Hosana! Selamatkanlah kami sekarang! Meski hanya menunggang keledai, harapan orang banyak terhadap Yesus sebagai Mesias yang digdaya sakti mandra guna terus menghinggapi pikiran mereka. Betapa tidak, tanda dan mujizat yang mereka sudah lihat, dengar dan rasakan sudahlah lebih dari cukup untuk menyakinkan diri bahwa tidak salah lagi yang sekarang sedang lewat dan disanjung itu adalah mesias impian mereka!

Namun, kita tidak pernah tahu apa yang Yesus rasakan dan pikirkan, apakah Ia tersanjung dengan sambutan yang begitu meriah? Apakah Ia tergoda untuk mewujudkan keinginan sebagaian besar penduduk Yerusalem dan sekitarnya untuk mewujudkan impian mereka. Kini, dukungan politik sudah ada dan kuasa yang dimiliki-Nya pasti mumpuni untuk mewujudkan mimpin-mimpi mesianik mereka, tinggal kemauan saja. Ataukah hatinya justeru sedang tersayat-sayat mengingat mereka yang sekarang memuja-Nya setengah mati, beberapa hari kemudian akan berbarik dengan teriakan, “salibkan Dia! Salibkan Dia!”

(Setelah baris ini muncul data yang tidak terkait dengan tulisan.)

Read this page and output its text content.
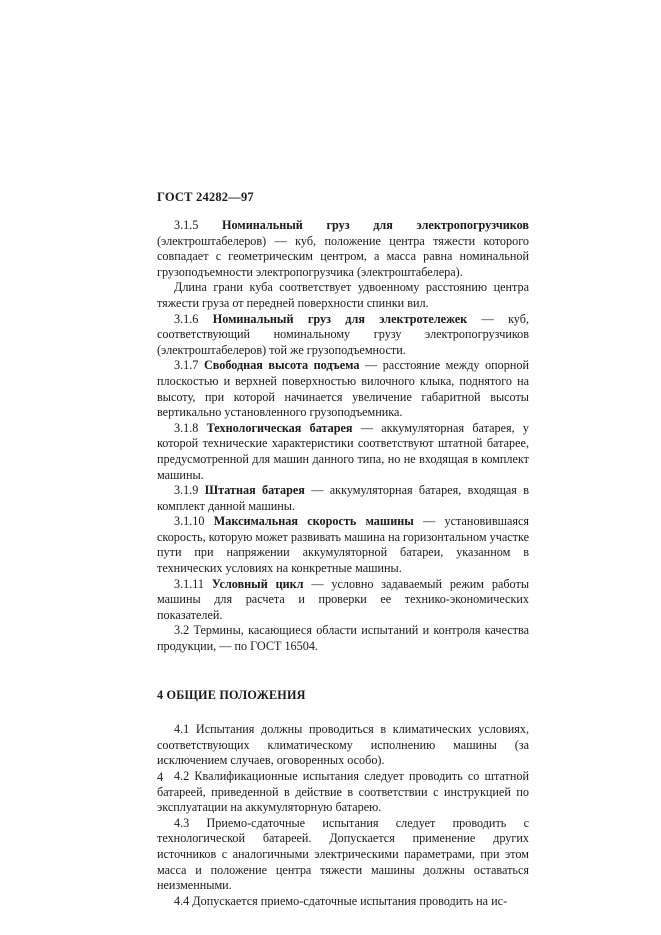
ГОСТ 24282—97

3.1.5 Номинальный груз для электропогрузчиков (электроштабелеров) — куб, положение центра тяжести которого совпадает с геометрическим центром, а масса равна номинальной грузоподъемности электропогрузчика (электроштабелера).

Длина грани куба соответствует удвоенному расстоянию центра тяжести груза от передней поверхности спинки вил.

3.1.6 Номинальный груз для электротележек — куб, соответствующий номинальному грузу электропогрузчиков (электроштабелеров) той же грузоподъемности.

3.1.7 Свободная высота подъема — расстояние между опорной плоскостью и верхней поверхностью вилочного клыка, поднятого на высоту, при которой начинается увеличение габаритной высоты вертикально установленного грузоподъемника.

3.1.8 Технологическая батарея — аккумуляторная батарея, у которой технические характеристики соответствуют штатной батарее, предусмотренной для машин данного типа, но не входящая в комплект машины.

3.1.9 Штатная батарея — аккумуляторная батарея, входящая в комплект данной машины.

3.1.10 Максимальная скорость машины — установившаяся скорость, которую может развивать машина на горизонтальном участке пути при напряжении аккумуляторной батареи, указанном в технических условиях на конкретные машины.

3.1.11 Условный цикл — условно задаваемый режим работы машины для расчета и проверки ее технико-экономических показателей.

3.2 Термины, касающиеся области испытаний и контроля качества продукции, — по ГОСТ 16504.

4 ОБЩИЕ ПОЛОЖЕНИЯ

4.1 Испытания должны проводиться в климатических условиях, соответствующих климатическому исполнению машины (за исключением случаев, оговоренных особо).

4.2 Квалификационные испытания следует проводить со штатной батареей, приведенной в действие в соответствии с инструкцией по эксплуатации на аккумуляторную батарею.

4.3 Приемо-сдаточные испытания следует проводить с технологической батареей. Допускается применение других источников с аналогичными электрическими параметрами, при этом масса и положение центра тяжести машины должны оставаться неизменными.

4.4 Допускается приемо-сдаточные испытания проводить на ис-

4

Sepi di tengah keramaian dan sanjungan, barangkali itulah yang tepat untuk menggambarkan suasana bathin Yesus. Setapak demi setapak kaki keledai itu terus menginjak daun-daun palem dan baju-baju pemuja-Nya. Setapak demi setapak, Dia juga harus terus berusaha mengosongkan ego itu. Ya, ego menaklukkan musuh, ego berkuasa! Yang oleh Paulus direfleksikan dengan kenosis, mengosongkan diri.

Anda dapat membayangkan, Yesus yang setara dengan Allah. Tentu punya kemampuan bahkan lebih dari yang diimpikan oleh para penyanjung-Nya di gerbang menuju Yerusalem harus mengosongkan diri arti-Nya tidak menganggap kesetaraannya dengan Allah itu sebagai milik yang harus dipertahankan. Bukankah ini kebalikan dari naluri manusia? Bukankah dengan apa yang ada pada diri manusia, diri Anda dan saya, kita berusaha menggapai apa yang kita inginkan. Bahkan yang tidak ada pun dalam diri kita, kita mati-matian mengadakannya untuk memenuhi hasrat dan ambisi kita. Contoh masyarakat Filipi menjadi jelas. Mereka melakukan segala upaya agar disegani dan dihormati. Dengan penghormatan dan orang lain menjadi segan maka seseorang dapat menuntut orang lain menghormati dan melayaninya.
Yesus tidak demikian, kata Paulus. Yesus telah merendahkan diri-Nya sedemikian rupa. Menanggalkan semua kuasa dan kehormatan-Nya. Yang semula setara dengan Allah, kini Ia rela menanggalkannya mengambil rupa manusia. Tidak berhenti di situ. Proses pengosongan diri itu terus meluncur sampai titik nadir. Ia menjadi hamba dan taat sampai mati bahkan sampai mati di kayu salib. Kematian yang tidak di harapkan oleh setiap orang!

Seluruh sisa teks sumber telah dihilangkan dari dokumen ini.